John Myers: Minnesota getting schooled on fishing

ON ISLAND LAKE RESERVOIR, Minn. _ Jason Herstad cast left, Zach Carson cast right and they started working a line of old, underwater tree stumps along a mid-lake island, twitching their soft plastic bass baits back to the boat.

It didn't take long for Carson, standing in the bow and running the electric trolling motor, to tag into the first smallmouth.

Herstad quickly reeled in his line, grabbed the net and landed Carson's fish, about 13 inches long, just big enough to weigh in the high school team fishing tournament the Hermantown High School seniors were competing in.

They plopped the bass in the livewell and started casting again with little lost time. There were many more fish to be caught.

"Watch the trolling motor ... Start thinking ahead where you want to be next," said Ouitdee Carson, Zach's father and team captain. The captain is the mandatory adult on board who operates the boat at high speeds and offers advice, but who otherwise must not help the student anglers.

"He gets lost in the fishing part sometimes and forgets to watch the trolling motor," Ouitdee Carson said of his son's intensity.

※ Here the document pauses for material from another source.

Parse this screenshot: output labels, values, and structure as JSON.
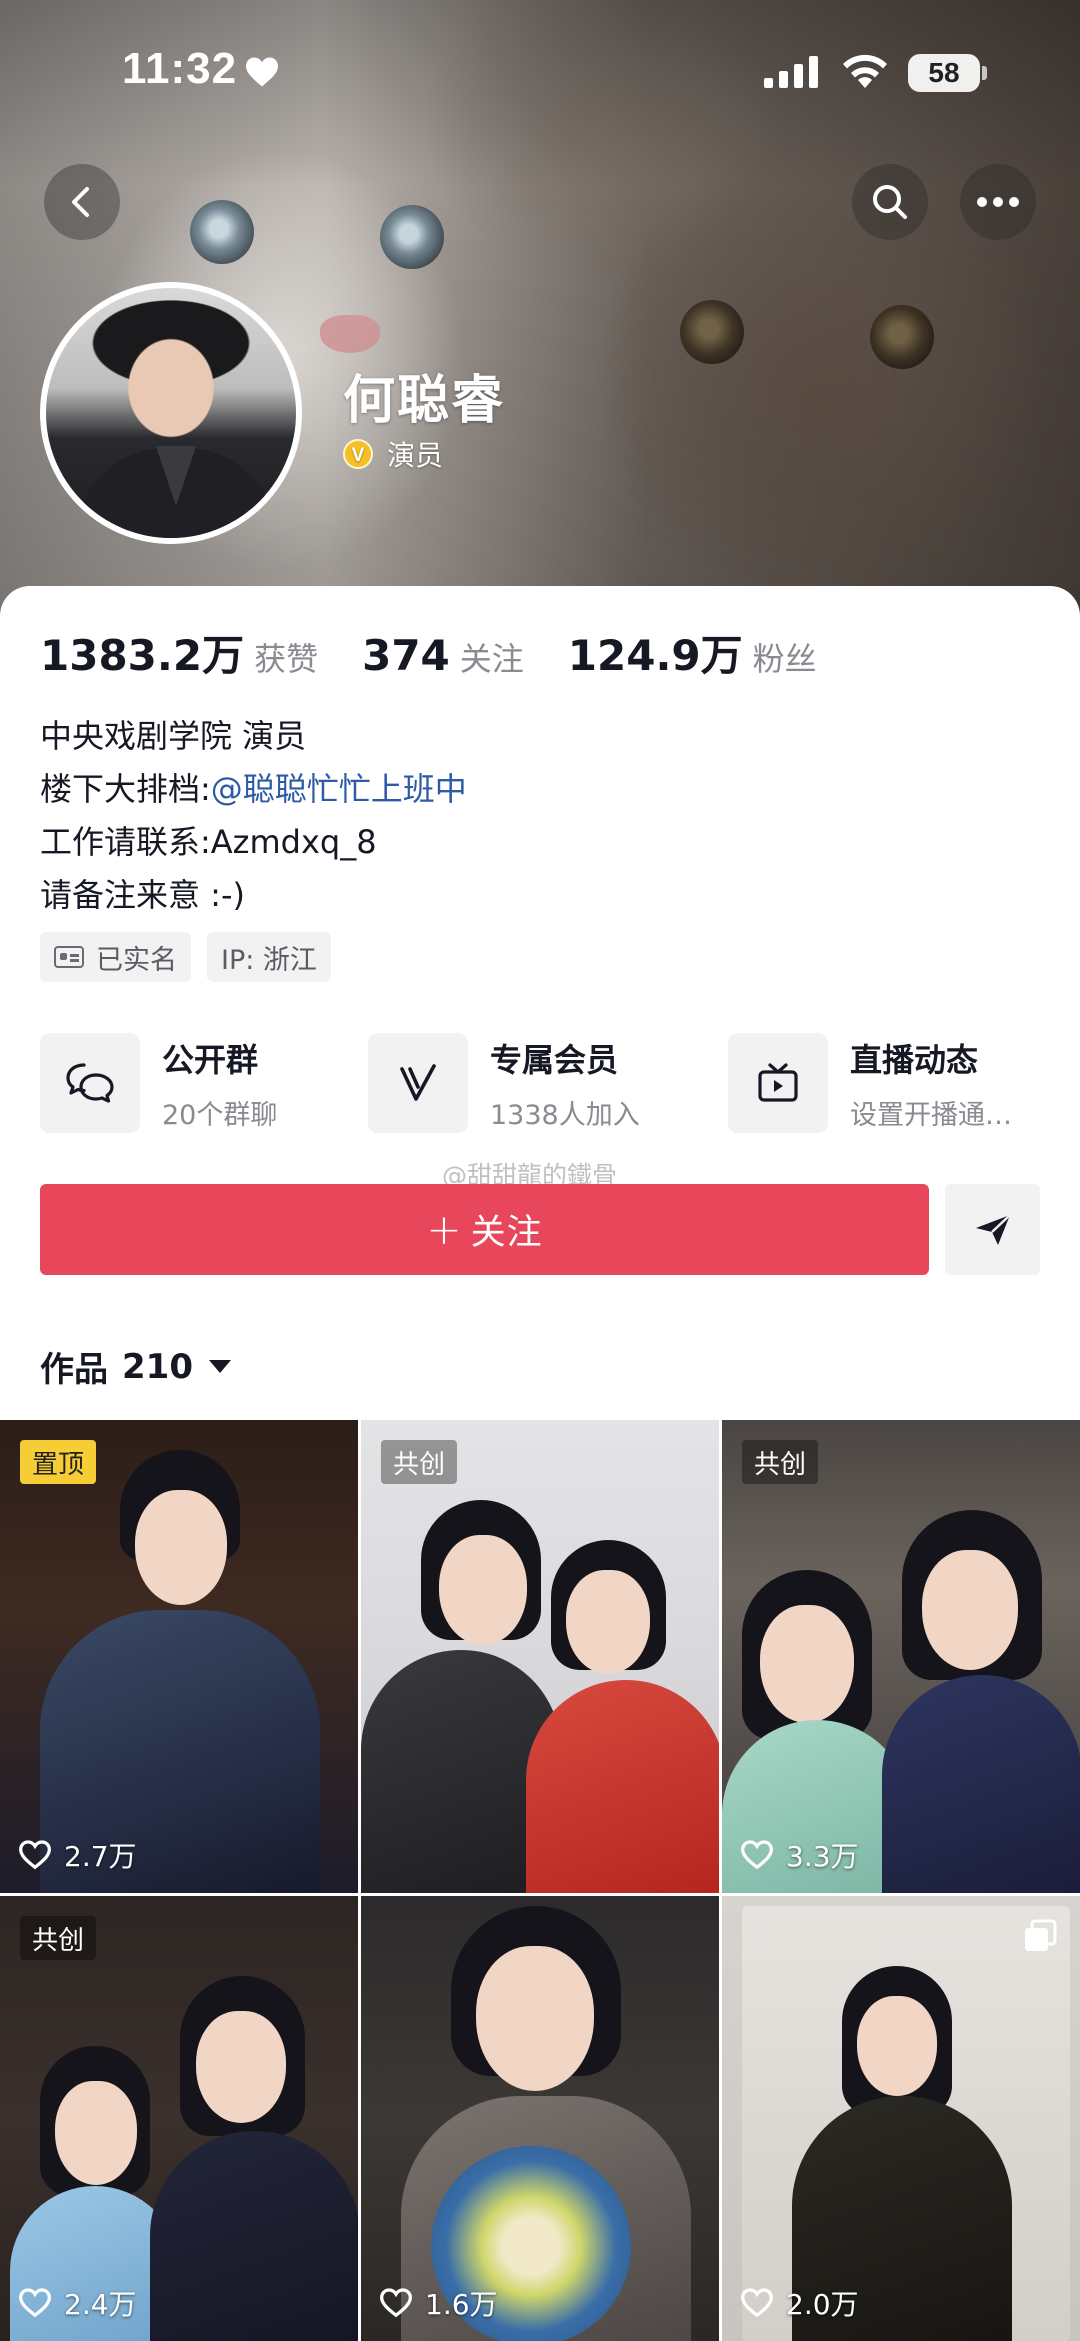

Carson and Herstad are members of the Hermantown high school fishing club, there are two other Hermantown teams in the club, part of a growing navy of high school bass anglers competing in tournaments across Minnesota. There are now high school bass fishing clubs from International Falls to Rochester, representing an estimated 150 schools with more than 2,000 students involved and more are coming each summer. Dozens of those schools send teams to competitive tournaments. Boys and girls compete in the same events.

"It's fun because you get to compete, but you can still enjoy the fishing," Carson said.

"And bass are way more fun than walleye," Herstad chimed in.

In addition to Hermantown's three teams, there were 20 other tournament boats on Island Lake north of Duluth that day, with student anglers from Duluth's combined team, Wrenshall, Eveleth-Gilbert, Grand Rapids, Northwestern (Maple, Wis.) and Lakeville, Minn.

The seven, two-student teams from Northwestern's club were competing in their first tournament as an organized club. (Northwestern's club is recognized by the school, Hermantown's is not yet.)

"This is all new to us, but it's great ... We'd have to go down to Madison or LaCrosse or something to find a Wisconsin tournament, so it's nice we can get in on this," said Greg Nelson, a Northwestern teacher the fishing club's adviser.

Nelson signed on to lead the effort when his two sons wanted to try competitive fishing. In the first year at Northwestern there are 14 active members willing to pay the $50 membership fee that gets them into regional tournaments, a Bass Angler Sportsman Society membership and liability insurance.

Evan Harris and Dylan Niemi left no question as to their high school _ they had bold printed fishing team jerseys in the Eveleth-Gilbert school colors of gold and black, with a Golden Bear logo on the front and their names emblazoned on the back. (Like professional tournament anglers, and unlike any other high school sport, the fishing jerseys of high school anglers are festooned with various sponsors, businesses willing to donate to the clubs to defray the costs.)

It was their first tournament of the season.

"It's great to have something fun to do in the summer and still be with guys from school," Harris said.

Isaac Honkola of Hermantown agreed.

"It's something new," he said of high school fishing teams, noting fishing is good by itself but adding the competition of a tournament elevates the challenge. "You have a goal while you're out there."

The Duluth combined team had two boats at Island Lake, both representing students from the Marshall School. But team captain Doug Pirila said students from any local school can join the club.

"Any high school student is welcome to join us. We can get them into one of our clubs or help them start their own," Pirila said.